Patowhiz commented 2 months ago

@rdstern yes the dialog needs to be looked at. When more features are added to an existing dialog, there is always a regression risk. This is due to the complexity of the components interactions. It's always good to test previously existing features before we merge.

rdstern commented 2 months ago

@Patowhiz I have now stumbled over a really serious bug with the commands we produce with the calculator - at least - and perhaps other dialogs too.
It is simple to show with the data I used - by chance - namely from the library with the package hydroGOF.

image

The "problem" is that one of the variables has the same name as the data frame! When using the calculator the first line(s) of the R commands make all variables in that data frame available. But the calculator command now uses the data frame, rather than the variable! in its calculation. So with simple calculations it applies them to each variable. Therefore it generates multiple columns. Wrong and very confusing.
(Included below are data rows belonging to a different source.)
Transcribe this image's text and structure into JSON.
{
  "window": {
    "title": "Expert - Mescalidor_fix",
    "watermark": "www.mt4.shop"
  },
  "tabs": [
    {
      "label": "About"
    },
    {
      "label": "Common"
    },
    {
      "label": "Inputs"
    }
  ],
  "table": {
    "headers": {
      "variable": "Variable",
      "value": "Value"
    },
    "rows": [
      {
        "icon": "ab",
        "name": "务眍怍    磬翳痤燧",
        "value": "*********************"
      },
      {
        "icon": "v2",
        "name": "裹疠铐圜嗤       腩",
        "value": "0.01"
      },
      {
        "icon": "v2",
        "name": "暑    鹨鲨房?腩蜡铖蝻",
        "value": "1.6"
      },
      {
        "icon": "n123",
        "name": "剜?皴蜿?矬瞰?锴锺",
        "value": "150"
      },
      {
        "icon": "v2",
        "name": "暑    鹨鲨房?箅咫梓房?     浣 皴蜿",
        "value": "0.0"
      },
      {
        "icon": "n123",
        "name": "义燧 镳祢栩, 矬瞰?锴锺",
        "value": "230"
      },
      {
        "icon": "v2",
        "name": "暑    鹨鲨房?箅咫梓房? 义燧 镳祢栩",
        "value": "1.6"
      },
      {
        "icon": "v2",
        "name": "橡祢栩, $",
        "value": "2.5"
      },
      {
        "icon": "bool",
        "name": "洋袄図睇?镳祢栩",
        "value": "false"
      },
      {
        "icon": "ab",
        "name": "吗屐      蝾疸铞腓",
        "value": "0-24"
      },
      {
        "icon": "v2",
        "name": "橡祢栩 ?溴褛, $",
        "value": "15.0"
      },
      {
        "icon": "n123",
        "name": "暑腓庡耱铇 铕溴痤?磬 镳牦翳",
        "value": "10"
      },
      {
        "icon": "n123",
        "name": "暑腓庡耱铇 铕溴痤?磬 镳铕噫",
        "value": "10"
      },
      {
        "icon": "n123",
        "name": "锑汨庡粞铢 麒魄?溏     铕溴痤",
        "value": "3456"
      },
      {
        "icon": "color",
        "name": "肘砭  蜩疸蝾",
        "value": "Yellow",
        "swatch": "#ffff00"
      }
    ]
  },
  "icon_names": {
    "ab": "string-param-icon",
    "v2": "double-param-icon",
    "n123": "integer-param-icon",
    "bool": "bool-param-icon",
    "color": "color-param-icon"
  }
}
Knowing the problem I can easily generate it with other data frames. For example with the survey data, just rename the yield to survey (the name of the sheet!) and that gives crazy results (or an error, if the calculation cannot be done on some variables.)

Patowhiz commented 2 months ago

@rdstern when the same variable name is assigned to different items, the last assigned item overwrites the previous values of the variable. This is what is happening behind the scenes when using the calculator dialog.

To address this, we could implement a warning for when a column name is similar to the data sheet name. This warning could be triggered during the data import process.

rdstern commented 2 months ago

@N-thony an initial change to the R code generated with the calculator, is that it can be used, when there is no data book open.

image

But it gives 2 errors for the 2 extra commands attach and detach, that are for the data frames. Could they only be produced when there is a data frame. So otherwise it just sends the actual R command - both for Ok and To Script?

I hope this is easy?

On the dialog the Save Result (soon to become Store Result,) should also be disabled.